The boy’s eyes ran over him, but he said nothing.

“I’ve been in your house. With me there was a girl, a boy your age, and a dog. Also a tall gentleman.”

He noticed that Salomon was looking at David. The elephant was sleeping with his head propped on his front feet. He looked like a pious person mumbling prayers into cupped hands.

“Don’t be afraid of him,” he said to reassure the boy. “Sit down, you must be tired.”

The child did not move.

“You can sit by the door. I’ll stay here. Are you thirsty?”

Salomon nodded. Leonardo, without moving from the branches he was leaning against, sent the bottle rolling in his direction. Salomon grabbed it before it stopped. After drinking he stood it on the floor and stared at it with his hands hanging by his sides. He was wearing a pair of jeans, a light pullover with horizontal stripes, and felt slippers. The color of his eyes reminded him of the water of a fjord seen from the top of a Nordic cliff. They were the same shade of blue as his mother’s and required the same strength of character to sustain it. For a couple of hours now a crystalline silence had rested over the whole trailer. The croaking of a crow was deafening.
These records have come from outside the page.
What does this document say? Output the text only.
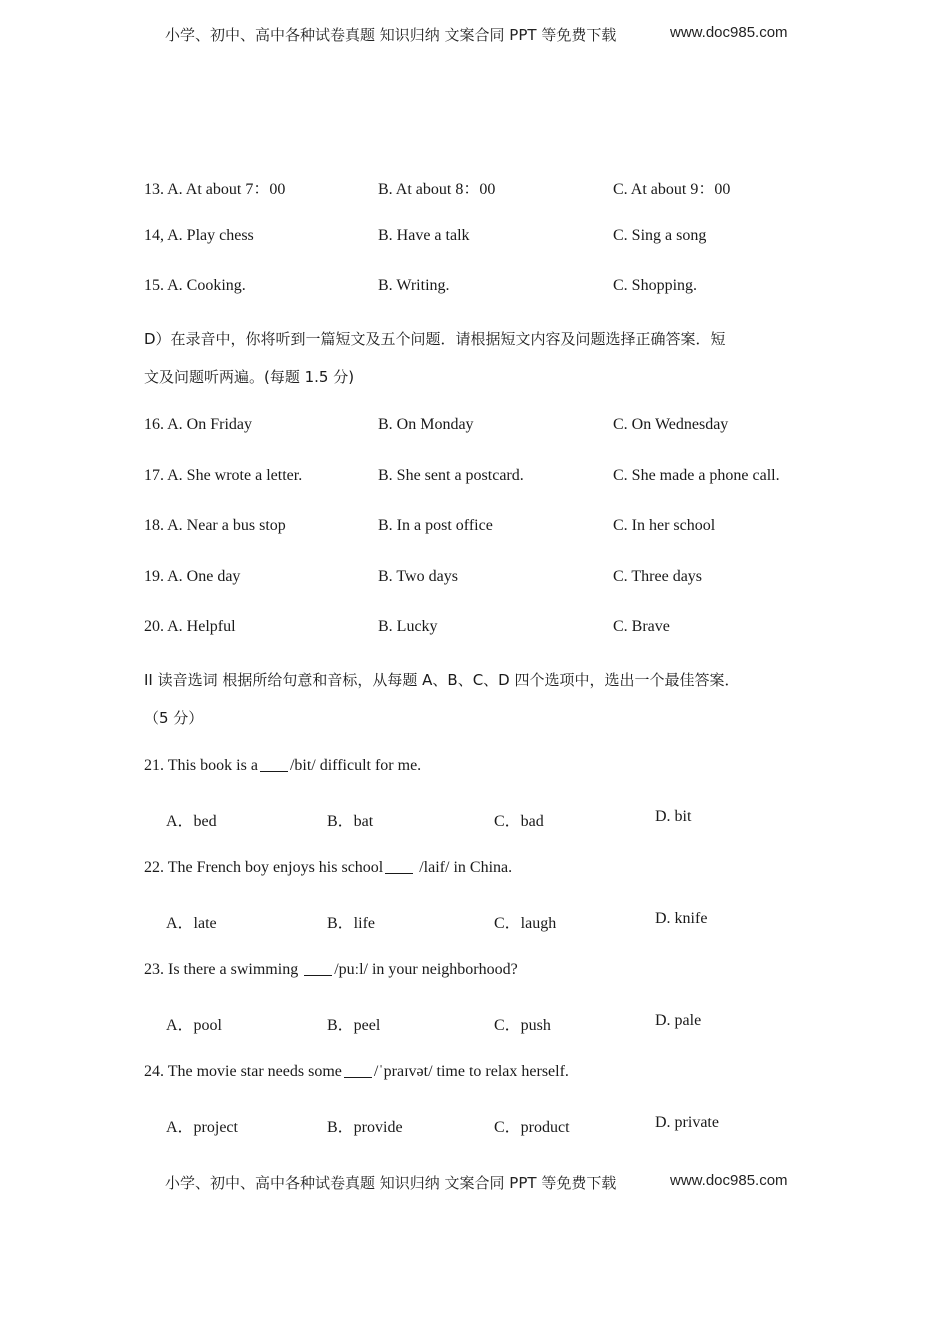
小学、初中、高中各种试卷真题 知识归纳 文案合同 PPT 等免费下载	www.doc985.com
13. A. At about 7：00	B. At about 8：00	C. At about 9：00
14, A. Play chess	B. Have a talk	C. Sing a song
15. A. Cooking.	B. Writing.	C. Shopping.
D）在录音中，你将听到一篇短文及五个问题．请根据短文内容及问题选择正确答案．短
文及问题听两遍。(每题 1.5 分)
16. A. On Friday	B. On Monday	C. On Wednesday
17. A. She wrote a letter.	B. She sent a postcard.	C. She made a phone call.
18. A. Near a bus stop	B. In a post office	C. In her school
19. A. One day	B. Two days	C. Three days
20. A. Helpful	B. Lucky	C. Brave
II 读音选词 根据所给句意和音标，从每题 A、B、C、D 四个选项中，选出一个最佳答案．
（5 分）
21. This book is a /bit/ difficult for me.
A．bed	B．bat	C．bad	D. bit
22. The French boy enjoys his school /laif/ in China.
A．late	B．life	C．laugh	D. knife
23. Is there a swimming /puːl/ in your neighborhood?
A．pool	B．peel	C．push	D. pale
24. The movie star needs some /ˈpraɪvət/ time to relax herself.
A．project	B．provide	C．product	D. private
小学、初中、高中各种试卷真题 知识归纳 文案合同 PPT 等免费下载	www.doc985.com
“Do you really not remember me?”

No answer.

“We had a meal together and you asked me the name of my dog.”

Salomon stepped two paces back until he came up against the wooden wall and let himself slide to the ground. Leonardo realized he would soon be asleep. So as not to disturb him, he turned away to look at the forest. A tired sun was struggling from behind a thick blanket of clouds, as the darkness grudgingly retreated to leave the grass veiled with mother-of-pearl.
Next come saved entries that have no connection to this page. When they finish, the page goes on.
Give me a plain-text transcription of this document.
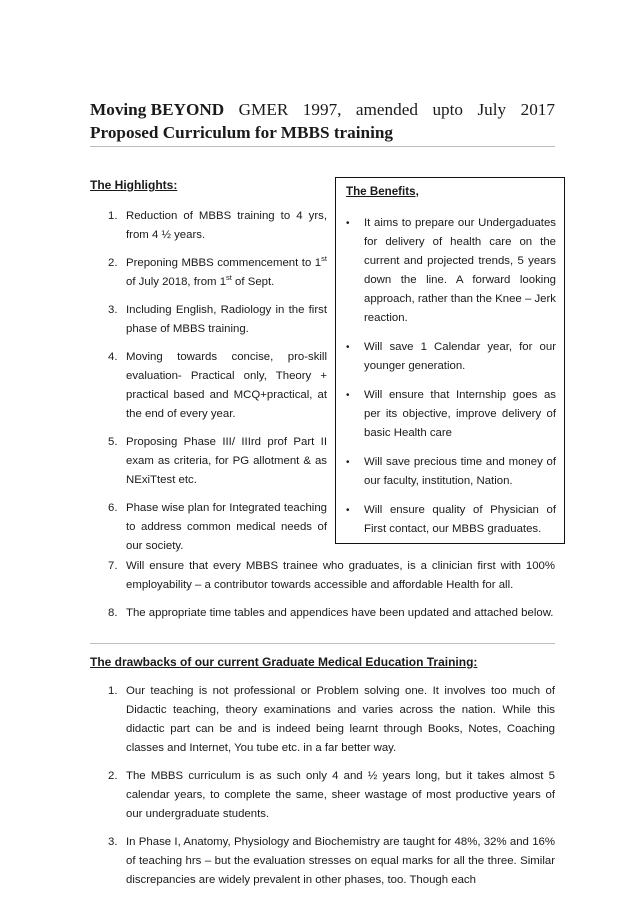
Moving BEYOND GMER 1997, amended upto July 2017
Proposed Curriculum for MBBS training
The Highlights:
1. Reduction of MBBS training to 4 yrs, from 4 ½ years.
2. Preponing MBBS commencement to 1st of July 2018, from 1st of Sept.
3. Including English, Radiology in the first phase of MBBS training.
4. Moving towards concise, pro-skill evaluation- Practical only, Theory + practical based and MCQ+practical, at the end of every year.
5. Proposing Phase III/ IIIrd prof Part II exam as criteria, for PG allotment & as NExiTtest etc.
6. Phase wise plan for Integrated teaching to address common medical needs of our society.
7. Will ensure that every MBBS trainee who graduates, is a clinician first with 100% employability – a contributor towards accessible and affordable Health for all.
8. The appropriate time tables and appendices have been updated and attached below.
The Benefits,
• It aims to prepare our Undergaduates for delivery of health care on the current and projected trends, 5 years down the line. A forward looking approach, rather than the Knee – Jerk reaction.
• Will save 1 Calendar year, for our younger generation.
• Will ensure that Internship goes as per its objective, improve delivery of basic Health care
• Will save precious time and money of our faculty, institution, Nation.
• Will ensure quality of Physician of First contact, our MBBS graduates.
The drawbacks of our current Graduate Medical Education Training:
1. Our teaching is not professional or Problem solving one. It involves too much of Didactic teaching, theory examinations and varies across the nation. While this didactic part can be and is indeed being learnt through Books, Notes, Coaching classes and Internet, You tube etc. in a far better way.
2. The MBBS curriculum is as such only 4 and ½ years long, but it takes almost 5 calendar years, to complete the same, sheer wastage of most productive years of our undergraduate students.
3. In Phase I, Anatomy, Physiology and Biochemistry are taught for 48%, 32% and 16% of teaching hrs – but the evaluation stresses on equal marks for all the three. Similar discrepancies are widely prevalent in other phases, too. Though each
“That’s an Indian elephant,” the child said.

Leonardo looked at him. His face was very pale and his hair had been cut pageboy style.

“Are you an expert on elephants?”

“Not really, but I’ve got a book that tells all about them.”

“It must be a book with lots of photographs.”

“Yes, but it has drawings too and a sort of puzzle.”

“His name’s David.”

The child nodded.

“Does he eat those leaves?”

“Yes.”

“It says in my book that elephants are always on the move because they have to eat so much. They have intestines thirty-seven meters long.”

“He doesn’t eat much.”

Salomon studied the animal. In the cold, troubled air the elephant looked as if it were made of slate.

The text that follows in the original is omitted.